Странно смотрит, и страшно от этого. И уже хочет сказать Иван-царевич в ужасе: «У меня живот болит, не знаю, что делать».
«Надо, надо!» — требует ночной голос.
И падает маленький гость, как в «Отче наш», на колени:
— Прости меня, прости меня, милая Марья Моревна!
— Ну, что ты, родной, что, милый мальчик? — шепчет Марья Моревна. Иди сюда на кровать, ложись. Вот так. Ну что? Рассказывай все!
Про Кащея Бессмертного рассказывает Курымушка, — как он спустил его сегодня с цепи и что там уже есть заговор на нее, — отправить завтра к старцу, а старец и есть Кашей, и что он велел себе не упустить Марью Моревну, — все рассказал, все тайны открыл и даже, как он во сне куда-то летал, и при людях это не удалось, и его засмеяли.
— Не уезжай, не уезжай к старцу!
С улыбкой счастья глядя куда-то, кажется, на эту картину прекрасной дамы с младенцем на руках, Марья Моревна сказала:
— Милый сыночка, ты разбудил меня, и я тебе обещаю: никто никогда меня не возьмет.

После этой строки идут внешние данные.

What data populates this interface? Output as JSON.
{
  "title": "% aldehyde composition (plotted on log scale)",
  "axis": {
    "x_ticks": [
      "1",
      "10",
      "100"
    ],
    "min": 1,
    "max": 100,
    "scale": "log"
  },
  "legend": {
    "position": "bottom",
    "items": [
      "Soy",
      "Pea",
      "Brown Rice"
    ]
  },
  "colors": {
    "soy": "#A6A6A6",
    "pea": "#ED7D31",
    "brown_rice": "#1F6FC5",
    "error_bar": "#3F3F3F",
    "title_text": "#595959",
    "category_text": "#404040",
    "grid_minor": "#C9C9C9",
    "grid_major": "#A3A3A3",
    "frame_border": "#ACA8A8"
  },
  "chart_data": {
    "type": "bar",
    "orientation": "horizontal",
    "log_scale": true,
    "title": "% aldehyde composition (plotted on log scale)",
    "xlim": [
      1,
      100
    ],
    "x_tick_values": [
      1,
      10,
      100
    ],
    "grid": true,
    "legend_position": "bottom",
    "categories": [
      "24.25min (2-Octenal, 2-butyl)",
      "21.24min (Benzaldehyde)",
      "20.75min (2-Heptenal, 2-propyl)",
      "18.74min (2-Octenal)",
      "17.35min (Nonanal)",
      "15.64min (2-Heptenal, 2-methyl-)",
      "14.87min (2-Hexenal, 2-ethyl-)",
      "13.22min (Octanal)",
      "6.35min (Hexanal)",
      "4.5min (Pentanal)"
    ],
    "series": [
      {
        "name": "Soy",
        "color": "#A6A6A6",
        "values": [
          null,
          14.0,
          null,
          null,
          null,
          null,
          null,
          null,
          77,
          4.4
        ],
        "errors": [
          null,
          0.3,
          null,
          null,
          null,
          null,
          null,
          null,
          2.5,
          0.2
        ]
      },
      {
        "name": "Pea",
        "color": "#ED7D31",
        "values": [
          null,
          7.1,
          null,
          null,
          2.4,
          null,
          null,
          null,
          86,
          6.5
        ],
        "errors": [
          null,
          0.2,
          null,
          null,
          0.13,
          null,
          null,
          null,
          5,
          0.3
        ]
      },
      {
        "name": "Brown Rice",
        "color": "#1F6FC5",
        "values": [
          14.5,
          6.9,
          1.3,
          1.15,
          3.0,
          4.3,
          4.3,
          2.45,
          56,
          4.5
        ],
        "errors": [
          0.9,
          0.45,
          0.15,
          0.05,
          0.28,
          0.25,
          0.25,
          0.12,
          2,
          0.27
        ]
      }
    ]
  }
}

— Не поедешь завтра к старцу?
— Зачем теперь мне к старцу ехать, я без него знаю, что мне нужно делать.
— Неужели ты пойдешь в гувернантки?
— Ив гувернантки не пойду. Я всегда буду с такими, как ты; кто меня будет любить и звать, к тому я и буду ходить.
— Я всегда тебя буду любить и звать.
— И я всегда буду с тобой.
Тогда показалось Курымушке, будто кто-то третий тихим гостем явился сюда и стоит.
— Кто это?
— Кого ты видишь?
— Вон, Голубой!
— Ах, это уже рассветает. Спи, сыночка!
— Но отчего же там голубое?
— Это всегда так, весной на рассвете так голубеют снега.
— Мне показалось, будто кто-то вошел.
— Сыночка, спи, дорогой, ничего не бойся и не летай во сне без меня; может быть, когда-нибудь я научу тебя летать по-настоящему, и никто над этим не будет смеяться.
— И все полетят?
— Все, все полетят!
— Куда же? в рай?
— Какой тебе рай, это близко, — далеко за рай, — в страны зарайские!
— Где живут бобры голубые?
— Там все голубое.
Сладко спит победитель всех страхов на белой постели Марьи Моревны. Тихий гость вошел с голубых полей. Несет по облакам светлого мальчика Сикстинская прекрасная дама. Гость пришел не один, с ним вместе с голубых полей смотрят все отцы от Адама с новой и вечной надеждой: «Не он ли тот мальчик, победитель всех страхов, снимет когда-нибудь с них Кащееву цепь?!»
ЗВЕНО ВТОРОЕ МАЛЕНЬКИЙ КАИН
ОТ АВТОРА
С тех пор как я задумал свой старый роман «Кащеева цепь» сделать романом автобиографическим и, значит, героем в нем выставить самого себя, ко мне в роман постучалась сама правда. И это дело! А то как же без правды я удержал бы себя в автобиографическом романе героем.
Но тоже, оказывается, нельзя было оставить и правду одну без себя, без своего вымысла. Вот почему, наверно, она и постучалась.
Представляю себе на аэродроме самолет: без горючего он не летит, а торчит и ожидает, пока я не принесу свое горючее — вымысел. И как только я налил в самолет-правду горючее, так самолет поднимается на воздух.
Это значит, что без моего вымысла правде определено неподвижно лежать на земле.
То же самое и блестящий-разблестящий вымысел рассыпался бы весь малыми искрами в глазах самых ничтожных людей, если бы у нас исчезла последняя надежда всем вместе сойтись и дружным усилием поднять нашу правду на воздух и всем полететь.